August 13, 2008

Testing randomness in your application

Posted by Sudhindra Rao

I was involved in writing an application which involved pairing participants up for activities. One thing we had to limit was that every participant was paired with 4 other participants. That way the burden would be even on all participants and the distribution of activities would be fair.

Another aspect of this story was to make sure we could do this repeatedly and ensure that a participant is not paired with the same one in the next cycle.(We wanted to come up with a way to do this automatically every so often.)

When we went ahead and analysed this story we found out that, pairing similar to this was being done manually where someone would pick names and assign them. Fairness was verified manually.

This process of throwing pieces of paper and picking names worked for small groups and it became a nightmare once we wanted to do this multiple times. Often we would come across repeated pairs and confusion about what is fair and what is not. The randomness of the whole thing was arbitrary and error prone.

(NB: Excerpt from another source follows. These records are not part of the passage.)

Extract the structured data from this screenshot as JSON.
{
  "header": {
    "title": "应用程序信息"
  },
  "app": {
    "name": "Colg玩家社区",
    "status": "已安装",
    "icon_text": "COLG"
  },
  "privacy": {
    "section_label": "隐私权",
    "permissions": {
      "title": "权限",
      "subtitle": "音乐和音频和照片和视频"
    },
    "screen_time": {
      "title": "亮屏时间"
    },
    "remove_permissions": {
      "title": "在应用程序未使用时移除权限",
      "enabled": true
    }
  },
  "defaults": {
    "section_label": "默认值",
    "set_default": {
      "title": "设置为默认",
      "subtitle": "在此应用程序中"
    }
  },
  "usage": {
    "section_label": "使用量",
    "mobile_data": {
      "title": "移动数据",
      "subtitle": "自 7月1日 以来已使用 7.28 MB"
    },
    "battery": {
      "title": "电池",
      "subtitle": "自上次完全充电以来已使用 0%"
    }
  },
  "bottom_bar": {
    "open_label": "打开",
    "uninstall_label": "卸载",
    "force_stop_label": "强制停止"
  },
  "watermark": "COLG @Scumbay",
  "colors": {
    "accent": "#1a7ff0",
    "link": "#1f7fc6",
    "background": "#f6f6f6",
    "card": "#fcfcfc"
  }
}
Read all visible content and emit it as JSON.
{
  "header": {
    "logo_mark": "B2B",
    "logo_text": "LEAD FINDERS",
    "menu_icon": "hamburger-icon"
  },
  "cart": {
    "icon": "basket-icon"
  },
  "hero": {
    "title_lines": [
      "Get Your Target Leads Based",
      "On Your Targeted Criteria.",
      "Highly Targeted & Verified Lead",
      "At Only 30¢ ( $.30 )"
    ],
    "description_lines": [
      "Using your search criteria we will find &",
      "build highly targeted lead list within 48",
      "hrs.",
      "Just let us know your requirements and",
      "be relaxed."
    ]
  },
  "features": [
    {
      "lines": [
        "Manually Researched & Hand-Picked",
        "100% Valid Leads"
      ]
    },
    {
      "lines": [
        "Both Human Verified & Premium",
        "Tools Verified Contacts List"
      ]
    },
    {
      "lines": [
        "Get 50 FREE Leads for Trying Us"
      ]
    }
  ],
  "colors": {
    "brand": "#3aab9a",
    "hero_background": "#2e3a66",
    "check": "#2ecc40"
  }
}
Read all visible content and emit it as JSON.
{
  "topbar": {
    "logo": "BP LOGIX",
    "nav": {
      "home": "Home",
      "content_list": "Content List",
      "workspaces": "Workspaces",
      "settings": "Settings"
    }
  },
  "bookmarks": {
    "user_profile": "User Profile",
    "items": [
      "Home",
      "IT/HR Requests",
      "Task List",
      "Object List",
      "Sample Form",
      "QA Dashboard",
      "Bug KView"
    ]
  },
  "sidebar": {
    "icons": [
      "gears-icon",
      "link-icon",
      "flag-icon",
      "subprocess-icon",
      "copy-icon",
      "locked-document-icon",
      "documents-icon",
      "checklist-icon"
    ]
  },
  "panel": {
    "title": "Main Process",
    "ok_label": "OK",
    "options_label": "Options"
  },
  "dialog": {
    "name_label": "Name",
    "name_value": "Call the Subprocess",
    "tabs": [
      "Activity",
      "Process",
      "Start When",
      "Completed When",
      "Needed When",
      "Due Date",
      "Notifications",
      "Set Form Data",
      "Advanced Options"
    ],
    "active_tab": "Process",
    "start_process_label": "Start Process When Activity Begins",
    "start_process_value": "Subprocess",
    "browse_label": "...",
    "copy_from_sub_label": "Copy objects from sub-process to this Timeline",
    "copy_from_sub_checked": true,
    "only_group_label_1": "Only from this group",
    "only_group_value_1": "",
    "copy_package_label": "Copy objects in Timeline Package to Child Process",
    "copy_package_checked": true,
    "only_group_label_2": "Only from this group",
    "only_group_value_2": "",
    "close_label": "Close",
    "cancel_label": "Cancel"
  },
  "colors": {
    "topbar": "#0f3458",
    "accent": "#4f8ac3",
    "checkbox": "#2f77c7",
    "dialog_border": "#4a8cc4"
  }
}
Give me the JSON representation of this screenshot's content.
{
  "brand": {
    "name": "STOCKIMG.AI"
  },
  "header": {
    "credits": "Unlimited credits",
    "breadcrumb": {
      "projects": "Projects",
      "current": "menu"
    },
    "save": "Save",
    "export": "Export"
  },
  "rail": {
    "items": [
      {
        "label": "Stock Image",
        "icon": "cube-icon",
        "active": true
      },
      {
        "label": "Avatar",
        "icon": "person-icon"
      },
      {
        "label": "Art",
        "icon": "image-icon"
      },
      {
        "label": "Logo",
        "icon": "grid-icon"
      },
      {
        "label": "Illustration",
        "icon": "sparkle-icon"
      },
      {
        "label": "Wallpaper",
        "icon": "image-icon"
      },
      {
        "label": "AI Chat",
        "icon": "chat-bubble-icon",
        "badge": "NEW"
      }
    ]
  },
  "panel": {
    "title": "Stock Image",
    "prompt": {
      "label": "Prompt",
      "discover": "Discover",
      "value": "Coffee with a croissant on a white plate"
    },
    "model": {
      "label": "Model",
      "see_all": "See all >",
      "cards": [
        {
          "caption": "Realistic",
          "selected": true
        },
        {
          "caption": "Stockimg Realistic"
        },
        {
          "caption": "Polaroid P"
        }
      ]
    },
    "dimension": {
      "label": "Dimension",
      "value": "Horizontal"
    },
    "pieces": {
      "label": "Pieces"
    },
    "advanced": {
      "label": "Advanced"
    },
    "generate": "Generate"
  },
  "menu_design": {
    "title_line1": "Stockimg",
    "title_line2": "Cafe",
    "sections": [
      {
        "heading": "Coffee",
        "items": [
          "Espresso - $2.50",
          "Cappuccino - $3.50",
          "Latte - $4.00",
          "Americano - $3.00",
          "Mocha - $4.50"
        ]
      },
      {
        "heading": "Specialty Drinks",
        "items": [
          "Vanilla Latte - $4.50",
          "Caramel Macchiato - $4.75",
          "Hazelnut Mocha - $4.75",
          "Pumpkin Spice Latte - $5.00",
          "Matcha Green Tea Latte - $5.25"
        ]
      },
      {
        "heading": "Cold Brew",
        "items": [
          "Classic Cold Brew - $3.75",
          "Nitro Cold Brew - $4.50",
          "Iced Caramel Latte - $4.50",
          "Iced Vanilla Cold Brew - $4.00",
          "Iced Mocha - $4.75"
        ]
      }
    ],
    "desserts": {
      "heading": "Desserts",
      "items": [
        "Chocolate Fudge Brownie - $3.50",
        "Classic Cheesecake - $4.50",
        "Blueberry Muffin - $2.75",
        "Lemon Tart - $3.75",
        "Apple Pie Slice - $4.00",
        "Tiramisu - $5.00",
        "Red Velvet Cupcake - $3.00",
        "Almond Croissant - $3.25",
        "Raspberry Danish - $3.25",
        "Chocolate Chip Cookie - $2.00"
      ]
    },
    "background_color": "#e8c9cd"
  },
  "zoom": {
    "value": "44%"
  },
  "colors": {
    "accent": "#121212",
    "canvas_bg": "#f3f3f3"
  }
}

Having known all that we starting designing this story. Figuring out the tests was our next task. We started writing tests but all we ended up with was something that said "test_random_numbers_are_generated" and the body of the test could only go about white box testing the fact that the randomization method was called. Writing different variations gave us something we already knew about. We also went about testing the math behind randomization - which we dropped after initial attempts - since it was clearly testing implementation.

Intrigued with the idea of using random numbers the inherent difficulty of testing random numbers Paulo(who I was working with then) asked how could we test randomization - its almost untestable - he said.

Stepping back and looking at the problem from a the business requirement looking at the desired behavior we started rethinking about our tests and moving away from testing random numbers. What we found was the application as such never cared about randomization. All that the administration was interested in was with the fairness of the pairing. Another thing that was implicit in this requirement was that a person cannot be paired with self. Randomness was our implementation detail and it was how we were thinking about implementing this. Also we did not even need the random numbers provided by ruby. All we needed was

def test_association_with_parity
parity = 2
set = [1,2,3,4,5,6,7,8,9,10]
relations = Relation.associate_with_parity(set, parity)
relations.each do |index, value|
assert_equal parity, value.size
assert_equal false, value.include?(index)
end
end


def test_should_ensure_parity_with_no_duplicates
User.randomize
has_no_duplicates(some_user.pairs)
end


In both these tests the acceptance criteria do not care about randomness of the result. Also it does not matter how this randomness if at all is implemented. What matters is the fairness of the pairing and that there is no one who pairs with self.

In summary I would say that if you are thinking about testing randomness - your application may need another look.

Try asking the question - Does my domain care about the randomness(implementation)? - More often than not your answer would be NO and you will be able to figure out better functional tests for your application. Once you start thinking in terms of behavior of the system instead of the implementation, you will end up with better tests.